Legal and administrative information

  1. The Council’s duties regarding the provision of education for children of compulsory school age are set out in the Education Act 1996. S19 states:
    “Each local authority shall make arrangements for the provision of suitable education at school or otherwise than at school for those children of compulsory school age who, by reason of illness, exclusion from school or otherwise, may not for any period receive suitable education unless such arrangements are made for them”.
  2. A child with special educational needs may have an Education, Health and Care (EHC) plan. This sets out the child’s needs and what arrangements should be made to meet them. The Council is responsible for making sure that arrangements specified in the EHC plan are put in place.
  3. The Special Educational Needs and Disability Regulations 2014 (Statutory Instrument 2014/1530), as amended apply. Regulation 13 sets out timescales for EHC plans.
  4. Complaints of delay in the EHC plan process are separate from disagreements about whether the council should issue a plan, or about the content of the plan, which carry rights of appeal to the Special Educational Needs and Disability Tribunal (SEND).
  5. When a child or young person with an EHC plan moves into a different local authority’s area, the EHC plan will need to transfer to the new local authority (LA). The legal requirement for the new LA to start making the provision in the EHC plan is set out in Regulation 15 of the Special Educational Needs and Disability Regulations 2014. There is also guidance for LAs in the Code.

What happened in this case

The move to the Council’s area

  1. Mrs B and her son moved into the Council’s area in October 2018. On 23 October 2018, the Council received notification of the move from the council in the area the family had moved from, and the following day received a copy of C’s EHC plan dated 23 October 2018. The Council also received some supplementary information about C’s health, referring to his diagnosis of chronic fatigue syndrome, and his school attendance which at that point was given as 10%. Comments from C’s paediatrician in June 2018 for the EHC plan noted C was only accessing home tuition for one hour a week, but the aim was to work towards one hour’s education a few times a week initially gradually increasing to one hour daily, and then by 15 minutes each day.
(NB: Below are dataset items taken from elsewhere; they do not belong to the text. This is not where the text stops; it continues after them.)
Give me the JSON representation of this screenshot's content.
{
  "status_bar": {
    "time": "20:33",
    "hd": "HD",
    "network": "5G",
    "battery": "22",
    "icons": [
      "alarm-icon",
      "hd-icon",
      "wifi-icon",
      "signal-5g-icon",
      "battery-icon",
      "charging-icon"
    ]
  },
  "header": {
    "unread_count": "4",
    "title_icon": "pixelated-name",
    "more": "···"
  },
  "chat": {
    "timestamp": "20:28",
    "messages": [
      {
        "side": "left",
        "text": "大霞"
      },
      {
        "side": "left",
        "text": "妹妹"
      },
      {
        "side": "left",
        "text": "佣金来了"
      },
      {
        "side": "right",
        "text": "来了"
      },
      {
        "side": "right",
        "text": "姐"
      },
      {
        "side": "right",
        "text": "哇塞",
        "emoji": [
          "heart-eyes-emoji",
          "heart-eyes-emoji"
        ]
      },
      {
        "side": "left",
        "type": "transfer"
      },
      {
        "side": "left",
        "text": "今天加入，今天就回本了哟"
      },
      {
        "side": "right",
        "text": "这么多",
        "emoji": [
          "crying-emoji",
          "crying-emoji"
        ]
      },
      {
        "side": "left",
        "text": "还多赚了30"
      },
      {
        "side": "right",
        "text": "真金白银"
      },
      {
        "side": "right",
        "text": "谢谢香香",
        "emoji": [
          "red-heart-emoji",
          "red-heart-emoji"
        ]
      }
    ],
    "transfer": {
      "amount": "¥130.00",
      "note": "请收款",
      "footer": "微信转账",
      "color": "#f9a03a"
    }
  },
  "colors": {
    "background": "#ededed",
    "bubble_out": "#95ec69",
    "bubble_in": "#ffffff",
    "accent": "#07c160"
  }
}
At the time of the move, C had not attended school for six months, had been having one hour a week home tuition, and had been referred to the home/hospital school service. The EHC plan named a primary school which was to coordinate the provision and have primary responsibility for ensuring its delivery.
  2. Following this the records show there was communication between the Council and Mrs B, who confirmed she had visited two schools and by 4 December had selected the one she felt would best meet her child’s needs and was waiting to speak to the headteacher. The Council said it would be contacting C’s paediatrician to confirm the child was physically well enough to attend school, and said that if not then provision via the home and hospital team could be accessed.
  3. C was enrolled at the school Mrs B had chosen with effect from 9 January 2019. The Council issued the notice to amend the EHC plan on 28 January, followed by the amended EHC plan on 14 February 2019. At this point Mrs B had the right of appeal to Tribunal if dissatisfied with the EHC plan as issued.
  4. Under the law, the transfer of an EHC plan happens either on the day of the move or within 15 working days of the new LA becoming aware of the move, if later. The new LA then has six weeks to notify the parent or young person that the EHC plan has been transferred, and to let them know when it is going to review the EHC plan.
  5. In this case Council became aware of the move on 23 October 2018. 15 working days from then was 13 November, and the six-week date the 25 December 2018. So, it is clear there was some delay here, which was fault. Mrs B subsequently made this point in her complaint to the Council, but the Council did not address it in its response, which was further fault. However, the school Mrs B wanted was named in the EHC plan and C was on roll from the start of the spring term. The injustice caused by these faults was therefore limited.

Review of the EHC plan

  1. The new LA must review the EHC plan within either 12 months from the EHC plan being made or last reviewed, or three months from the date of the transfer, whichever is the later.
  2. In this case there was a meeting at C’s school on 27 March 2019. However, Mrs B considers this was not a formal review meeting but a meeting to discuss C’s attendance issues. The notes from that meeting support that, stating:
    “Reason for meeting: [C] joined [the School] in January 2019. The main concern is [C]’s low attendance, currently 27.5% of the agreed attendance of five afternoons per week. School staff are aware that [C] has medical issues which impact on his attendance, however the school needs support from other professional bodies to understand his medical needs and how they may impact on his learning. The school needs to ensure that the EHCP provides for [C]’s needs”.
  3. In its responses to Mrs B’s complaint the Council referred to this meeting as an annual review meeting, acknowledging it was ‘late’ as the previous annual review had been on 11 March 2018. However, in response to my enquiries the Council has said it was not a formal annual review but a meeting to discuss C’s medical and health needs and attendance.
  4. There was fault by the Council here, both in failing to be clear and in failing to conduct an annual review in accordance with the statutory process. The meeting described by the Council as an annual review took place on 15 July 2019, more than four months late. I will address the issue of injustice arising from this fault later in this statement.
  5. Mrs B also complained that she was ‘effectively barred’ from the March meeting because she felt unable to attend at the same time as her ex-husband. The Council has said however that at the time of the meeting it was unaware of the need for separate meetings. It received an email from Mrs B after the meeting, on 1 April, about her non-attendance, in which she said she did not know if the Council had been made aware of her reasons. While it seems Mrs B advised the school, as she refers to the headteacher having a letter to this effect, I have not seen evidence that Mrs B told the Council of her concerns prior to the meeting. And, as set out in paragraph 6 above, the actions of the school are not in the Ombudsman’s jurisdiction.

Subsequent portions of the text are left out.